As far as handling the backdown goes, the Nats are basically in denial mode. There are two lines you’ll hear in the official comments: “aren’t we great for being democratic?” and also “it was a worthwhile exercise because we’ve educated people about the natural resources available in this country”. (That’s if you even manage to hear them – National Radio this morning said they’d tried to get the PM to comment, but he’d declined saying only Gerry Brownlee would talk to this issue, and Brownlee’s office declined to speak as he’d already said enough on this matter. He didn’t even last out the 24-hour news cycle, poor dear.)
Both those official spin lines are weak to the point of comedy, and they suggest to me that the Nats, as previously speculated, are massively out of touch with our national identity. Moreover, the over-disciplined, almost paranoid and belated backdown suggests they still can’t quite believe it. I should clarify – I don’t think they’re amazed they got it wrong – I think they’re amazed that the electorate is so stupid that it can’t see they got it right!
But it was always about ideology, not facts. Brownlee never showed any convincing numbers about the simple value of this mining, let alone numbers that would somehow make despoiling prime conservation land all right. As much as the Nats would love for us to become Australia, we can’t give ourselves massive mineral reserves by wishful thinking. NZ’s valuable natural resources are its natural environments (both for tourism and for the “NZ brand” which has enormous value in the export market and on the global political stage) and its ecological security (which will see us ride out the water wars and food distribution breakdowns that will be the main story of the 21st century). I am unconvinced that there’s a single person in the National government who really understands how valuable these things are and how much better off we are than Oz.
Anyway.

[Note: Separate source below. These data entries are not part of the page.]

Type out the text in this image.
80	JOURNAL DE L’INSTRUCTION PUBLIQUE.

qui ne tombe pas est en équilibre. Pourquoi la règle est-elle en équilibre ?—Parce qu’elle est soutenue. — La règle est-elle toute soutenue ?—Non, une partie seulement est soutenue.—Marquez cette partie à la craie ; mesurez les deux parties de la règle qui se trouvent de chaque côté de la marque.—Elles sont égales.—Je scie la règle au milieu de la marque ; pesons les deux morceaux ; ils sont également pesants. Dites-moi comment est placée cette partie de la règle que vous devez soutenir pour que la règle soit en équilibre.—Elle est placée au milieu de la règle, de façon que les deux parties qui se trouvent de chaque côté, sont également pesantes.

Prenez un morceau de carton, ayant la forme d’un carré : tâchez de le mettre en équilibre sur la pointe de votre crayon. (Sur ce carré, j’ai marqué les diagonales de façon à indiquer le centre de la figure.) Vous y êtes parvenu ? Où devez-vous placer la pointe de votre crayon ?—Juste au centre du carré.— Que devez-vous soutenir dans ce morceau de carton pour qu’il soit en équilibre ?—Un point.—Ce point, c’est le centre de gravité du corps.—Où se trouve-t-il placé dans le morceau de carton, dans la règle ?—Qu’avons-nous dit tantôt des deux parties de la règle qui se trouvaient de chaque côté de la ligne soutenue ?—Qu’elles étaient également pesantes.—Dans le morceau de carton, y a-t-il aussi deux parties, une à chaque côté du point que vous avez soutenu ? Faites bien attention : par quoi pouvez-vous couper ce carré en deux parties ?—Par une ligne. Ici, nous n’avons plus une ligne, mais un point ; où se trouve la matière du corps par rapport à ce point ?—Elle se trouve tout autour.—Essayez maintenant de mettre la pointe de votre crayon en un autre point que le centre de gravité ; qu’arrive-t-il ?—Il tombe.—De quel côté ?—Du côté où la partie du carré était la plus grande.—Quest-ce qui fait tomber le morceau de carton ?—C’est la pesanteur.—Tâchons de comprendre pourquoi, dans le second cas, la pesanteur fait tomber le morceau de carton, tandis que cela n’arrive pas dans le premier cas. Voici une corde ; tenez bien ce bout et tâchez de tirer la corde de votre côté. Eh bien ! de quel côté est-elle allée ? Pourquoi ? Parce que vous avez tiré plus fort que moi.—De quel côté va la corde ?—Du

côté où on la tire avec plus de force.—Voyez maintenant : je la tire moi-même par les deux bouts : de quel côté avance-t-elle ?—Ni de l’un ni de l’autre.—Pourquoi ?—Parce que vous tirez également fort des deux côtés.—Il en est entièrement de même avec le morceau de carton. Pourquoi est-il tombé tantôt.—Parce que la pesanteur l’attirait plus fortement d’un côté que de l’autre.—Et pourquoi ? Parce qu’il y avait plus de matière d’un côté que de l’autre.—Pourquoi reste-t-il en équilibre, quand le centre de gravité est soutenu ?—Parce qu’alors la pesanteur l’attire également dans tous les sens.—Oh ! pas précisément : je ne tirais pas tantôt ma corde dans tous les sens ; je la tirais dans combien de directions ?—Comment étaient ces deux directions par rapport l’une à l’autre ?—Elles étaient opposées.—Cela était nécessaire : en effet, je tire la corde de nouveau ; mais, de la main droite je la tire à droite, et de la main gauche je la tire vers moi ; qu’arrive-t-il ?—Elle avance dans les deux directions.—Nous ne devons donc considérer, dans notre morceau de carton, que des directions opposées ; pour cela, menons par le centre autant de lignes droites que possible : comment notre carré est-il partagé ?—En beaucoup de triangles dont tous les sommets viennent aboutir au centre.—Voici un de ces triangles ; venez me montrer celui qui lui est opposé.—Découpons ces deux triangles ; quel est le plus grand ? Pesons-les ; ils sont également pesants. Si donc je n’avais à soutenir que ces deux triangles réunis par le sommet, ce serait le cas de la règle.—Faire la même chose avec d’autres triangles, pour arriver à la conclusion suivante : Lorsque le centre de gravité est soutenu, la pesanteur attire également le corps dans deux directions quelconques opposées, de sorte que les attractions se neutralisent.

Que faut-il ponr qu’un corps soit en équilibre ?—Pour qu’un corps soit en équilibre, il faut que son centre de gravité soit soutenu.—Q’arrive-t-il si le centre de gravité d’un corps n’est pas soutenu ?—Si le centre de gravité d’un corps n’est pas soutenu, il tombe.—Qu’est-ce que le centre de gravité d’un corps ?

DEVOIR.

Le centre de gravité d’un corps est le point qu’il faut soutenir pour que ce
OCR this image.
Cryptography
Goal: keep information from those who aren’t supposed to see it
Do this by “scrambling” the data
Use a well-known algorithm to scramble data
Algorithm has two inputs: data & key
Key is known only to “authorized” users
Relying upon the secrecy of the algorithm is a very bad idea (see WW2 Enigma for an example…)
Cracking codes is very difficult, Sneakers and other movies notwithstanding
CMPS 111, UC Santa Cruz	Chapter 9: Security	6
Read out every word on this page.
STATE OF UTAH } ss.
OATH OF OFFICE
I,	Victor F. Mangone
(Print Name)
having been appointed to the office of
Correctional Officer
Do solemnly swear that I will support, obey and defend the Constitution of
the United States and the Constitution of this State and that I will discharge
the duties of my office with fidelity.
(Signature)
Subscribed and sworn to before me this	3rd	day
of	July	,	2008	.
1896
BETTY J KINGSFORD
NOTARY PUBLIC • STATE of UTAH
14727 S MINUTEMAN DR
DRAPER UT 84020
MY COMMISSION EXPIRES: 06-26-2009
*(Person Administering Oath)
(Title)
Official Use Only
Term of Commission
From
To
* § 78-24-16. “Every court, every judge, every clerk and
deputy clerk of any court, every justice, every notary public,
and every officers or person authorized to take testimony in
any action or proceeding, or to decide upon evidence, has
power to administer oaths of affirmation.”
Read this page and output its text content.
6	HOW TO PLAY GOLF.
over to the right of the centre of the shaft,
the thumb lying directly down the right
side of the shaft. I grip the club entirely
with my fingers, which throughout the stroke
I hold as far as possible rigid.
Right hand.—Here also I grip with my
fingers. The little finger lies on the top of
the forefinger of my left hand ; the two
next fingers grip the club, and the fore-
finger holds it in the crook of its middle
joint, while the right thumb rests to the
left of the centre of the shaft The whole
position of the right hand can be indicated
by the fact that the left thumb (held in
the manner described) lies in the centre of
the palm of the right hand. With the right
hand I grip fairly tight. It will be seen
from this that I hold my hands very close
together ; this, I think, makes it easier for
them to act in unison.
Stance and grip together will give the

The Nats will continue with their plans to mine conservation land that isn’t high-value – the Labour government was happy to do the same, and I doubt the electorate is going to mobilise to stop them. The polls for the Nats haven’t shifted throughout this affair, so I doubt it’s even going to cost them much at the next election, unless opposition parties can effectively make this a campaign issue – and whether they can do that depends on what happens in the next few weeks. If Labour, in particular, doesn’t land some solid hits about this in the next fortnight, then it’ll be forgotten by voting time.